One time setup to make kubectl work:

gcloud --project container clusters get-credentials
--region

Setup namespaces:

kubectl create namespace prod
kubectl create namespace dev

Configure secrets:

go run tools/env2kubesecrets.go < dev.env.list | \
kubectl -n dev apply -f -

### Launch/Update

Launch crawler and redis:

kubectl -n dev apply -f crawler.yaml

To trigger a reload of a new image with the same labels (but without changing
any other configs.)

kubectl patch -n dev deployment crawler -p \
"{\"spec\":{\"template\":{\"metadata\":{\"labels\":{\"date\":\"`date +'%s'`\"}}}}}"

(This is a hack to force a restart, and the `ImagePullPolicy: always` is what
will trigger fetching the new image.)

### Scaling

Create a HorizontalPodAutoscaler with:

```
kubectl autoscale -n prod deploy crawler --cpu-percent=80 --min=1 --max=10
```

Edit on the fly with

```
kubectl -n prod edit hpa crawler
```

### Shutdown

kubectl -n dev delete deploy/crawler deploy/redis \
svc/crawler svc/redis

Delete secrets:

kubectl -n dev delete Secrets secrets

### Debugging

Shell in same cluster:

kubectl -n dev run alpine --image alpine:latest -i --tty --rm

Add curl:

apk add curl

Queue work:
Make sure you started the container with the 5000 port forwarded for this to work.
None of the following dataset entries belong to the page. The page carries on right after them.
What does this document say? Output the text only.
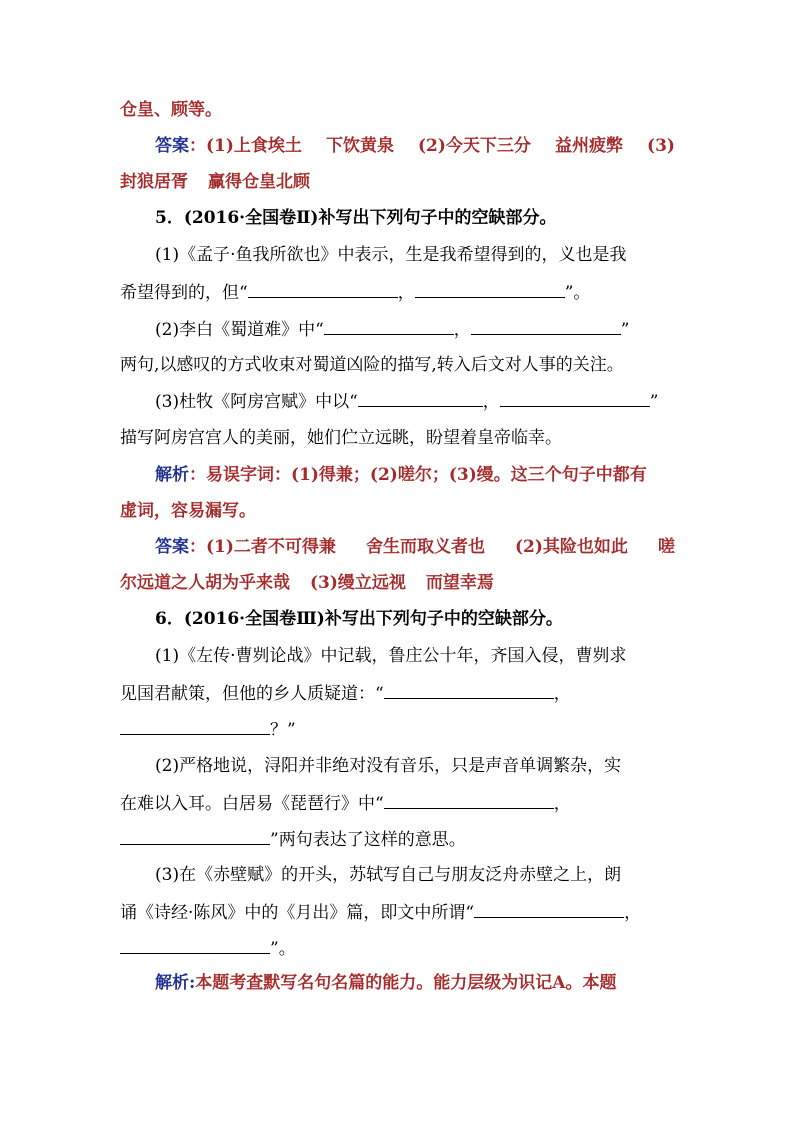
仓皇、顾等。
答案：(1)上食埃土 下饮黄泉 (2)今天下三分 益州疲弊 (3)
封狼居胥 赢得仓皇北顾
5．(2016·全国卷Ⅱ)补写出下列句子中的空缺部分。
(1)《孟子·鱼我所欲也》中表示，生是我希望得到的，义也是我
希望得到的，但“	，	”。
(2)李白《蜀道难》中“	，	”
两句,以感叹的方式收束对蜀道凶险的描写,转入后文对人事的关注。
(3)杜牧《阿房宫赋》中以“	，	”
描写阿房宫宫人的美丽，她们伫立远眺，盼望着皇帝临幸。
解析：易误字词：(1)得兼；(2)嗟尔；(3)缦。这三个句子中都有
虚词，容易漏写。
答案：(1)二者不可得兼 舍生而取义者也 (2)其险也如此 嗟
尔远道之人胡为乎来哉 (3)缦立远视 而望幸焉
6．(2016·全国卷Ⅲ)补写出下列句子中的空缺部分。
(1)《左传·曹刿论战》中记载，鲁庄公十年，齐国入侵，曹刿求
见国君献策，但他的乡人质疑道：“	，
？”
(2)严格地说，浔阳并非绝对没有音乐，只是声音单调繁杂，实
在难以入耳。白居易《琵琶行》中“	，
”两句表达了这样的意思。
(3)在《赤壁赋》的开头，苏轼写自己与朋友泛舟赤壁之上，朗
诵《诗经·陈风》中的《月出》篇，即文中所谓“	，
”。
解析:本题考查默写名句名篇的能力。能力层级为识记A。本题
curl -d '{"type":"npm", "url":"cd:/npm/npmjs/-/redie/0.3.0"}' \
-H "Content-Type: application/json" \
-H "X-token: secret" \
-X POST \
http://crawler:5000/requests

On Windows:

curl -d "{\"type\":\"npm\", \"url\":\"cd:/npm/npmjs/-/redie/0.3.0\"}" -H "Content-Type: application/json" -H "X-token: secret" -X POST http://localhost:5000/requests

Expose dashboard port:

kubectl -n dev expose deployment dashboard --type="LoadBalancer" --name=external-dashboard --port=80 --target-port=4000
kubectl -n dev get service external-dashboard

It will now be available on port 80 on the external IP returned by `kubectl get`.

Un-expose dashboard port:

kubectl -n dev delete service external-dashboard

# Dashboard

The ghcrawler dashboard does **not** work properly with the current version of
ClearlyDefined crawler. It uses a very different configuration scheme that is
incompatible.

# ClearlyDefined, defined.

## Mission

Help FOSS projects be more successful through clearly defined project data.

For more details on the project, check out the [wiki](../../../clearlydefined/wiki).

# Contributing

This project welcomes contributions and suggestions, and we've documented the details of contribution policy [here](CONTRIBUTING.md).

The [Code of Conduct](CODE_OF_CONDUCT.md) for this project is details how the community interacts in
an inclusive and respectful manner. Please keep it in mind as you engage here.